Beaver, according to Mortimer, before coming to the archipelago of 115 islands in the western Indian Ocean, had worked in Rwanda and the Pacific islands of Samoa and Fiji.
Mortimer added that Beaver took his role as an conservationist very seriously and had even started walking rather than driving in an effort to reduce pollution and had done all she could to reduce her carbon footprint.
Naturalist Pat Matyot recalled how he met her in the 1980s and accompanied her on a group hike. âI vividly remember hearing Katy scolding another member of the group for uprooting a fern. ‘It’s a nature reserve,’ she said. ‘You’re not supposed to take anything away. either from here. ‘ Over the years, I realized that she was very disciplined about such things, âsaid Matyot.
According to Matyot, what stood out about Beaver was that she had principles and supported them. âYou could say that she had a ‘progressive’ outlook – she was an ardent conservationist with a strong social conscience. She not only had a passion for natural history and nature conservation, but was also concerned about doing the right things for the natural environment and society in general. You know, things like the three Rs – reduce, reuse and recycle – to reduce the amount of waste that we produce.
|The illustration of the ‘fouzer Kati‘. (Seychelles Nation) Photo license: CC-BY|
Matyot added that Beaver was also very protective of genetic resources. “She did not like the idea of ââforeigners coming to Seychelles and collecting specimens of endemic plants and animals in an uncontrolled manner, in case the collected species turned out to be sources of genetic material that could be used in breeding or genetic engineering projects that would benefit others and not Seychelles. “
Charles Morel – the curator of the Seychelles National Herbarium, is another person who has worked closely with Beaver over the years. “She often came to bring with her scraps of plants that she had collected in the field, to identify them. It was the beginning of what was to be a lasting friendship,” explains Morel.
Morel added that projects he and Beaver worked on included upgrading the national herbarium, monitoring bryophytes on dying sandragons, and setting up a permanent exhibit in the Doctor’s House, the Curieuse Island – a land and sea park.

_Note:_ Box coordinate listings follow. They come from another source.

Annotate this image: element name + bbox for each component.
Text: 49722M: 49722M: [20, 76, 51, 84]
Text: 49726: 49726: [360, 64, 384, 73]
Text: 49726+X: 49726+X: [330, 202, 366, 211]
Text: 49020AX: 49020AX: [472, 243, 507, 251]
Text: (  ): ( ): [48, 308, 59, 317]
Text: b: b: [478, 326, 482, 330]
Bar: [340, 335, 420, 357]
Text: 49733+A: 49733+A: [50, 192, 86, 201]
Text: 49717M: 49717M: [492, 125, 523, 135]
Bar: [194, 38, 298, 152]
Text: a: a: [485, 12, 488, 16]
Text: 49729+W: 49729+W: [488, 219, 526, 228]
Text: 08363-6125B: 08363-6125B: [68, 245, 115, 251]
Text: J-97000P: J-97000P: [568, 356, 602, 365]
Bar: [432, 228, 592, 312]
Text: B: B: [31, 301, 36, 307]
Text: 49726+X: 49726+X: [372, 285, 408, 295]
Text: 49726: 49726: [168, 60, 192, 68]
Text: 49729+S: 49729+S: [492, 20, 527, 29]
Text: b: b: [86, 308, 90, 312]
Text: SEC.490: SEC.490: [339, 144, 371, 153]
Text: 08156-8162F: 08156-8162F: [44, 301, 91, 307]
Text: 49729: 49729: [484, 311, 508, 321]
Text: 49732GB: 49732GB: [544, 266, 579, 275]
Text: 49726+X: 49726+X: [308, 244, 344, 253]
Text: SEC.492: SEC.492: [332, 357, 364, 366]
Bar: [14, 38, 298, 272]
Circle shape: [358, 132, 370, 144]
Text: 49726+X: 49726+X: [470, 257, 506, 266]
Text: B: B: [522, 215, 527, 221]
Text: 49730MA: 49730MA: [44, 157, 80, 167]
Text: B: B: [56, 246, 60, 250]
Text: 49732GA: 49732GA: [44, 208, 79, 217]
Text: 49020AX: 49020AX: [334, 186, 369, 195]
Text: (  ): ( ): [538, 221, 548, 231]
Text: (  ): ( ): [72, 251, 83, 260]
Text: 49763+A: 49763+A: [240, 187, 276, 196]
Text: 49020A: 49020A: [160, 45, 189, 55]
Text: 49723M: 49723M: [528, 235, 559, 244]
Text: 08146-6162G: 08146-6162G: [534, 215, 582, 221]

âKaty’s impact is arguably unmatched, yet it is rarely talked about. She remains a trailblazer who has helped bring national attention to environmental issues and raise awareness of Seychelles’ biodiversity at different levels. national and international. A teacher, nature lover, ecologist, mother, wife and true friend has left “, concluded Morel.
The beaver was honored in 2017 when a fern was named in its honor. “Fouzer Kati“(Katy’s fern in English) was in honor of his vast contribution to the study of plants in Seychelles, the popularization of scientific research and the development of educational materials for children and young researchers.
She told reporters at the time: “It is a great honor to have a Latin name given to a plant after yourself. What I like is that it is a very small fern, almost microscopic. It suits my nature very well, “said Castor, who was small herself.